Papah bilang, dia tidak mengetahui keberadaan mamah setelah perceraian mereka yang terjadi tidak lama setelah gua lahir. Dia orang yang sangat keras, kami berdua tidak pernah bisa berbincang. Saat kami bersama, dia akan terlihat tidak nyaman dan pergi begitu saja. Hubungan orang tua dan anak di antara kami ini memang sangat aneh. Dia terlihat sangat tidak menginginkan kehadiran gua di hidupnya. Itulah yang membuat gua sangat membencinya. Gua tidak pernah merasa dianggap sebagai anaknya. Dia tidak pernah menceritakan kenapa gua tidak punya ingatan masa kecil. Ketika di rumah, dia akan menghabiskan waktu di ruang kerjanya. Entah apa yang dia lakukan di sana, itu ruangan paling terutup di rumah ini. Tidak ada orang selainnya yang pernah masuk ke ruangan itu, termasuk Bi Rose. Dia bahkan tidak mengizinkan Bi Rose membersihkan ruangan itu. Namun, meski kami jarang bertemu dan berkomunikasi, dia selalu meninggalkan gua uang dengan jumlah yang sangat banyak. Sejumlah uang yang tidak akan pernah kalian bayangkan untuk anak seusia gua.
"Papah tumben pulang ke rumah," sindir gua sambil makan.

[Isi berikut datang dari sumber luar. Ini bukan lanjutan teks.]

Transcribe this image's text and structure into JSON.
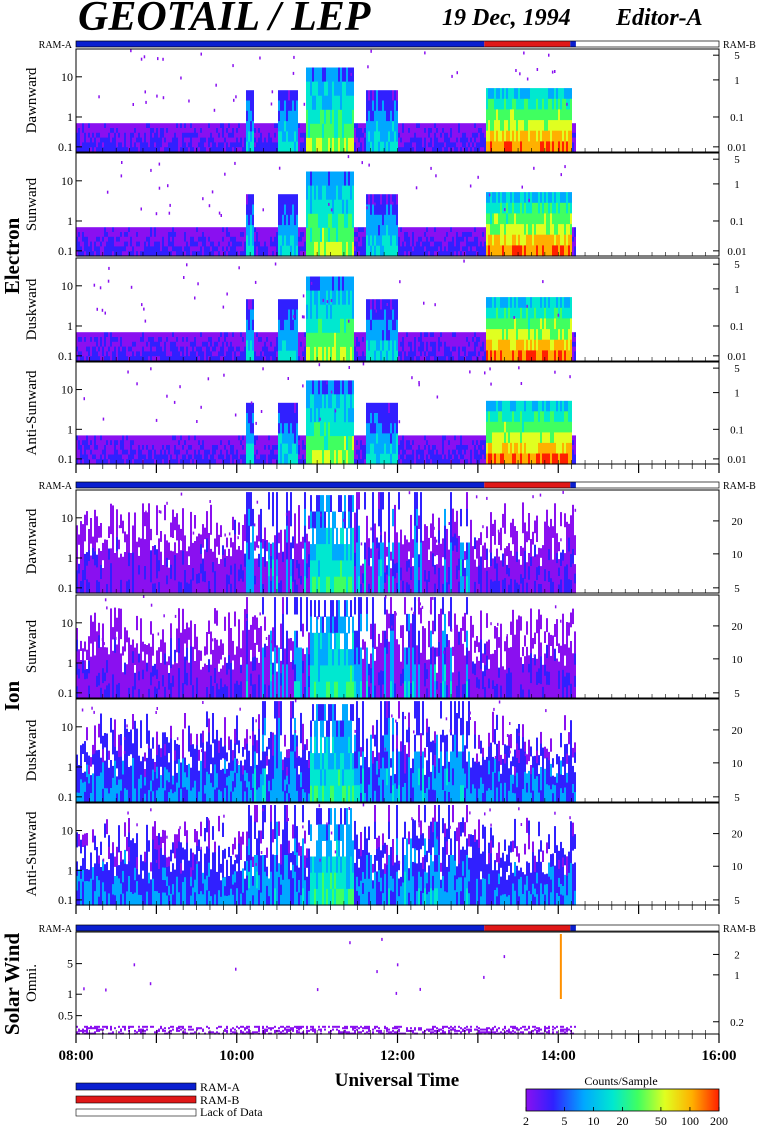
{
  "header": {
    "title": "GEOTAIL / LEP",
    "date": "19 Dec, 1994",
    "editor": "Editor-A"
  },
  "colors": {
    "ram_a": "#0a1fd0",
    "ram_b": "#e01818",
    "no_data": "#ffffff",
    "spectrogram_stops": [
      "#8a10f0",
      "#3020ff",
      "#00a8ff",
      "#00e8d0",
      "#40ff60",
      "#e0ff20",
      "#ffb000",
      "#ff2000"
    ]
  },
  "chart_data": {
    "type": "heatmap",
    "x_axis": {
      "label": "Universal Time",
      "range_hours": [
        8,
        16
      ],
      "tick_labels": [
        "08:00",
        "10:00",
        "12:00",
        "14:00",
        "16:00"
      ],
      "tick_hours": [
        8,
        10,
        12,
        14,
        16
      ]
    },
    "mode_bars": {
      "left_label": "RAM-A",
      "right_label": "RAM-B",
      "segments": [
        {
          "mode": "RAM-A",
          "start_hour": 8.0,
          "end_hour": 13.08
        },
        {
          "mode": "RAM-B",
          "start_hour": 13.08,
          "end_hour": 14.15
        },
        {
          "mode": "RAM-A",
          "start_hour": 14.15,
          "end_hour": 14.22
        },
        {
          "mode": "Lack of Data",
          "start_hour": 14.22,
          "end_hour": 16.0
        }
      ]
    },
    "groups": [
      {
        "name": "Electron",
        "panels": [
          {
            "label": "Dawnward",
            "left_ticks": [
              "10",
              "1",
              "0.1"
            ],
            "right_ticks": [
              "5",
              "1",
              "0.1",
              "0.01"
            ]
          },
          {
            "label": "Sunward",
            "left_ticks": [
              "10",
              "1",
              "0.1"
            ],
            "right_ticks": [
              "5",
              "1",
              "0.1",
              "0.01"
            ]
          },
          {
            "label": "Duskward",
            "left_ticks": [
              "10",
              "1",
              "0.1"
            ],
            "right_ticks": [
              "5",
              "1",
              "0.1",
              "0.01"
            ]
          },
          {
            "label": "Anti-Sunward",
            "left_ticks": [
              "10",
              "1",
              "0.1"
            ],
            "right_ticks": [
              "5",
              "1",
              "0.1",
              "0.01"
            ]
          }
        ]
      },
      {
        "name": "Ion",
        "panels": [
          {
            "label": "Dawnward",
            "left_ticks": [
              "10",
              "1",
              "0.1"
            ],
            "right_ticks": [
              "20",
              "10",
              "5"
            ]
          },
          {
            "label": "Sunward",
            "left_ticks": [
              "10",
              "1",
              "0.1"
            ],
            "right_ticks": [
              "20",
              "10",
              "5"
            ]
          },
          {
            "label": "Duskward",
            "left_ticks": [
              "10",
              "1",
              "0.1"
            ],
            "right_ticks": [
              "20",
              "10",
              "5"
            ]
          },
          {
            "label": "Anti-Sunward",
            "left_ticks": [
              "10",
              "1",
              "0.1"
            ],
            "right_ticks": [
              "20",
              "10",
              "5"
            ]
          }
        ]
      },
      {
        "name": "Solar Wind",
        "panels": [
          {
            "label": "Omni.",
            "left_ticks": [
              "5",
              "1",
              "0.5"
            ],
            "right_ticks": [
              "2",
              "1",
              "0.2"
            ]
          }
        ]
      }
    ],
    "colorbar": {
      "title": "Counts/Sample",
      "tick_labels": [
        "2",
        "5",
        "10",
        "20",
        "50",
        "100",
        "200"
      ],
      "tick_values": [
        2,
        5,
        10,
        20,
        50,
        100,
        200
      ],
      "scale": "log"
    },
    "legend": {
      "items": [
        {
          "label": "RAM-A",
          "color": "#0a1fd0"
        },
        {
          "label": "RAM-B",
          "color": "#e01818"
        },
        {
          "label": "Lack of Data",
          "color": "#ffffff"
        }
      ]
    }
  }
}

"Papah lagi nggak terlalu sibuk. Kamu gimana? Papah dengar sudah sehat?" kata Papah sambil minum kopi tanpa menatap gua.
Kalimatnya membuat gua sangat muak. Gua diam untuk beberapa saat, lalu terpikir sesuatu. Ini kesempatan yang bagus untuk mencari tahu sesuatu yang dia sembunyikan.
"Pah, sekarang mamah dimana?" tanya gua langsung melihat kedua bola mata Papah.
Tidak ada jawaban dari mulutnya, dia hanya menghela nafas panjang.
"Ravi! Udah berapa kali Papah bilang? Berhenti menanyakan hal itu! Karena Papah nggak tau dimana dia sekarang!" bentak Papah yang dengan segera meninggalkan gua.
Aneh, tidak terdengar suara apa pun di kepala gua.
Bibi Rose yang sedang mencuci piring di samping ruang makan heran melihat itu.
"Ish, bapak macam apa sih dia? Udah nggak jenguk anaknya di rumah sakit, pas anaknya pulang malah dimarah-marahin!" ucap Bi Rose dalam pikirannnya.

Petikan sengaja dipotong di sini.